Ed Note: When asked about a monastery that was fighting for its’ survival, the gentleman on the right stated that “it is sad to see an order whose mission is coming to an end but does not want to sell off its real estate”. Looks like the order that is the closest to the bishop of Rome’s heart, disposed of its real estate and not only, before the bankruptcy filing. The “god of surprises” strikes again.
Over at Rorate Caeli, this:
Franciscan Minister General to Order: We’re broke, due to questionable financial activities of the recent past
From the letter of the Franciscan Minister General, Brother Michael Perry, OFM:
In an effort to live as children of the light, the General Definitorium and I wish to bring to light a grave situation in which the General Curia of the Order now finds itself. The matter involves our financial stability and the patrimony of the Order. While our first concern has and remains verifying the nature, extent, and impact of what has occurred, we also recognize the significant role that external actors, people who are not members of the Order, have played in creating this grave situation.

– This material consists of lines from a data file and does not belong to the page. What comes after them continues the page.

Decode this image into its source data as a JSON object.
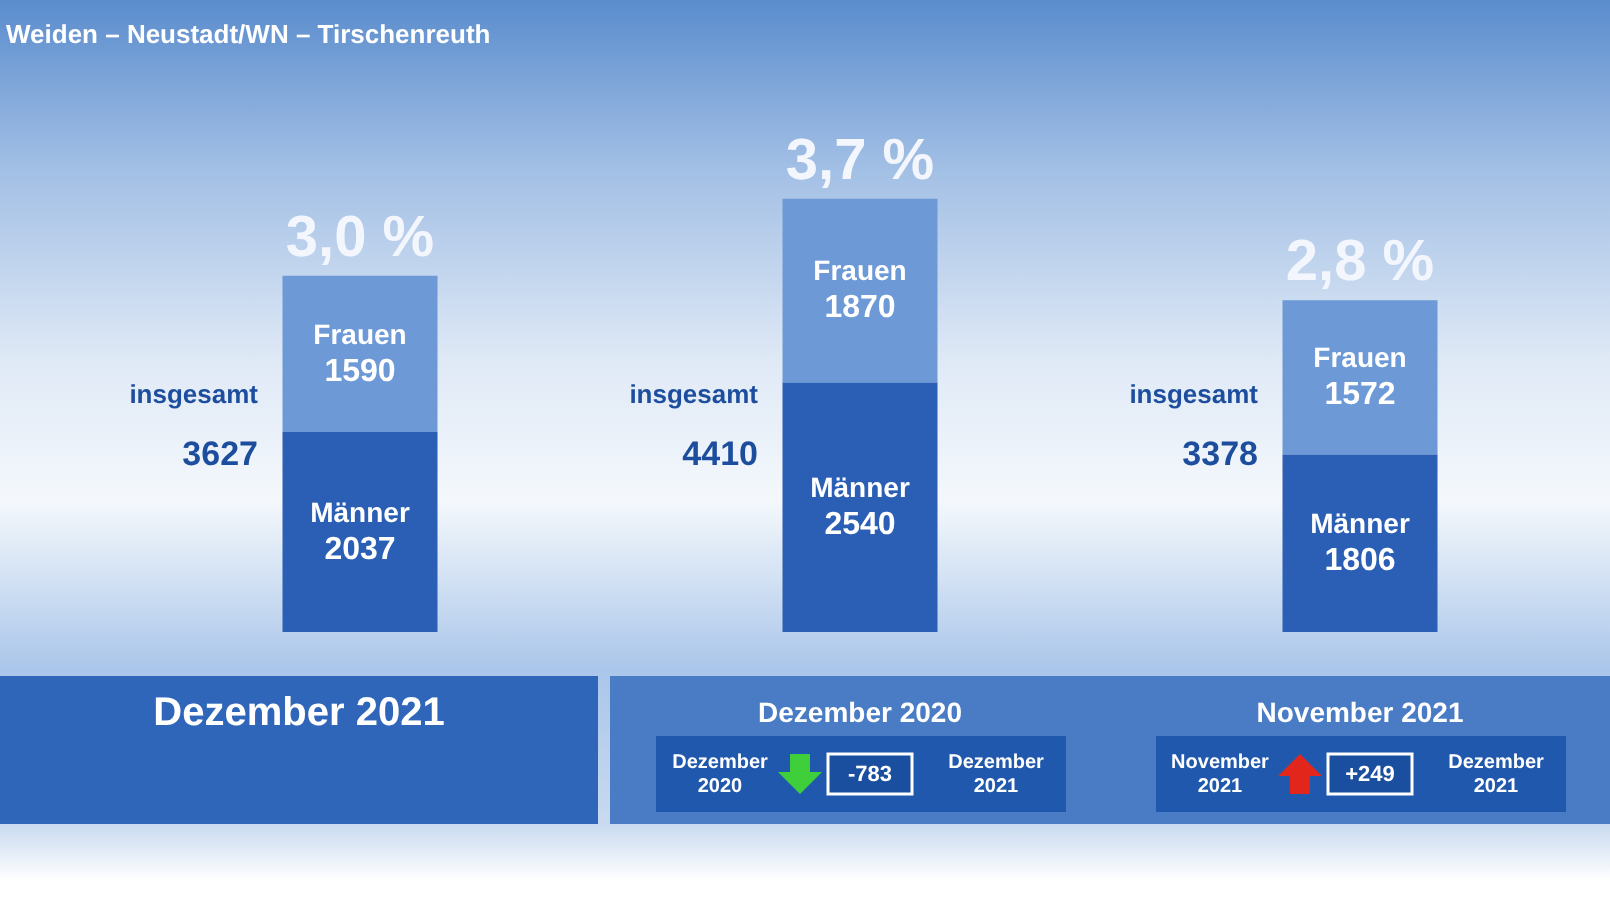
{
  "chart_data": {
    "type": "bar",
    "title": "Weiden – Neustadt/WN – Tirschenreuth",
    "categories": [
      "Dezember 2021",
      "Dezember 2020",
      "November 2021"
    ],
    "series": [
      {
        "name": "Männer",
        "color": "#2b5fb5",
        "values": [
          2037,
          2540,
          1806
        ]
      },
      {
        "name": "Frauen",
        "color": "#6d9ad6",
        "values": [
          1590,
          1870,
          1572
        ]
      }
    ],
    "stacked": true,
    "data_labels": true,
    "totals": [
      "3627",
      "4410",
      "3378"
    ],
    "legend": false,
    "annotations": [
      {
        "text": "3,0 %",
        "x": "Dezember 2021",
        "y": 3627
      },
      {
        "text": "3,7 %",
        "x": "Dezember 2020",
        "y": 4410
      },
      {
        "text": "2,8 %",
        "x": "November 2021",
        "y": 3378
      },
      "insgesamt",
      "insgesamt",
      "insgesamt",
      "Dezember 2020",
      "-783",
      "Dezember 2021",
      "November 2021",
      "+249",
      "Dezember 2021"
    ]
  }
}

In September 2014, the General Definitorium initiated a series of steps in order to conduct an internal inquiry into the financial dealings of the Office of the General Treasurer. A sub-commission within the General Definitorium was created to serve as an advisory group. Together we charted a course to collect reliable information, identify potential concerns, and examine all available documents in order to reach well-informed decisions about how best to proceed to guarantee the financial soundness of the Order in a manner consistent with our Franciscan values and way of life. We immediately sought advice from a highly regarded group of lawyers who continue to work for the Order. Competent ecclesiastical authorities also were informed of our concerns and have been updated on a regular basis. In addition, Provincials and Custodes in a number of the Franciscan Conferences also were provided with a brief, albeit incomplete, explanation of our situation and were requested to demonstrate their solidarity with the General Curia through prayer and in other significant ways. I regret that not all Provincials and Custodes were contacted. I ask of all Provincials and Custodes your understanding and for a financial contribution to help address the current situation, which involves also the repayment of significant debts.

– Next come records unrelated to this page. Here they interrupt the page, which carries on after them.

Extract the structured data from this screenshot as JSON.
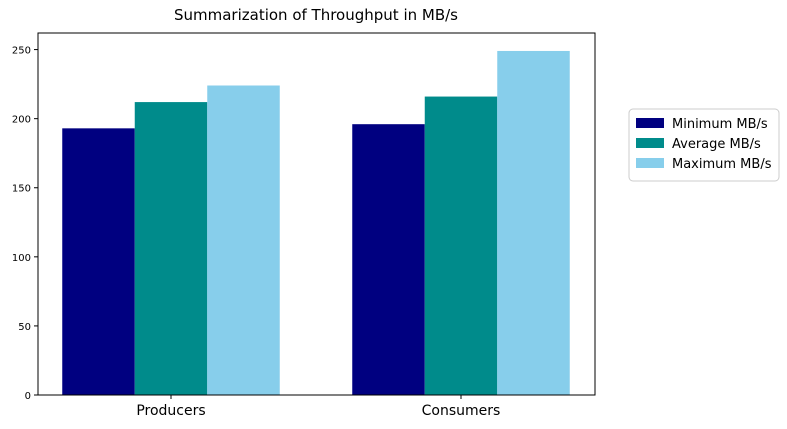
{
  "chart_data": {
    "type": "bar",
    "title": "Summarization of Throughput in MB/s",
    "xlabel": "",
    "ylabel": "",
    "categories": [
      "Producers",
      "Consumers"
    ],
    "series": [
      {
        "name": "Minimum MB/s",
        "color": "#000080",
        "values": [
          193,
          196
        ]
      },
      {
        "name": "Average MB/s",
        "color": "#008b8b",
        "values": [
          212,
          216
        ]
      },
      {
        "name": "Maximum MB/s",
        "color": "#87ceeb",
        "values": [
          224,
          249
        ]
      }
    ],
    "ylim": [
      0,
      262
    ],
    "yticks": [
      0,
      50,
      100,
      150,
      200,
      250
    ],
    "grid": false,
    "legend": {
      "placement": "right"
    }
  }
}
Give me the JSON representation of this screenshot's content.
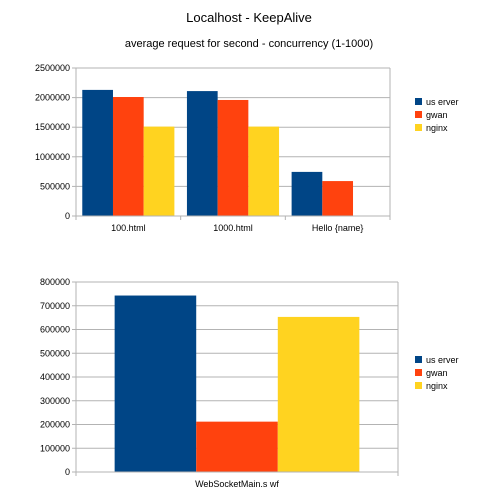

Three important elements have emerged from the internal investigation. First, the General Curia finds itself in grave, and I underscore ‘grave’ financial difficulty, with a significant burden of debt. Second, the systems of financial oversight and control for the management of the patrimony of the Order were either too weak or were compromised, thus limiting their effectiveness to guarantee responsible, transparent management. We have initiated steps to address these concerns. Third, there appears to have taken place a number of questionable financial activities that were conducted by friars entrusted withthe care of the patrimony of the Order without the full knowledge or consent of the former and current General Definitorium. Because of the scope and magnitude of these activities, they have placed the financial stability of the General Curia at grave risk. These questionable activities also involve people who are not Franciscan but who appear to have played a central role. For these reasons, the General Definitorium, working in unanimity, has decided to call upon assistance from civil authorities to take up this matter.
Right, “without the full knowledge” — of those who should have full knowledge… It is just so nice that the predecessor of the current Minister General for ten years (!), current Abp. José (“Call me Pepe”) Rodríguez Carballo, was made Secretary and the personal man of the Pope in the Congregation for Religious. The same man who has been a key player in the ongoing dismantling of the Franciscan Friars of the Immaculate.
Quite a promising start for the Year of Consecrated Life!
(Note: both in Italy and in many other places, large orders such as the Friars Minor also receive massive amounts of public funds, both through tax breaks and direct government contributions to their educational, healthcare, and charitable activities. Will authorities in Italy and elsewhere act accordingly considering the shady financial dealings of the past? As with the ongoing abuse scandal, will the intervention of Caesar be necessary to bring justice to this situation?)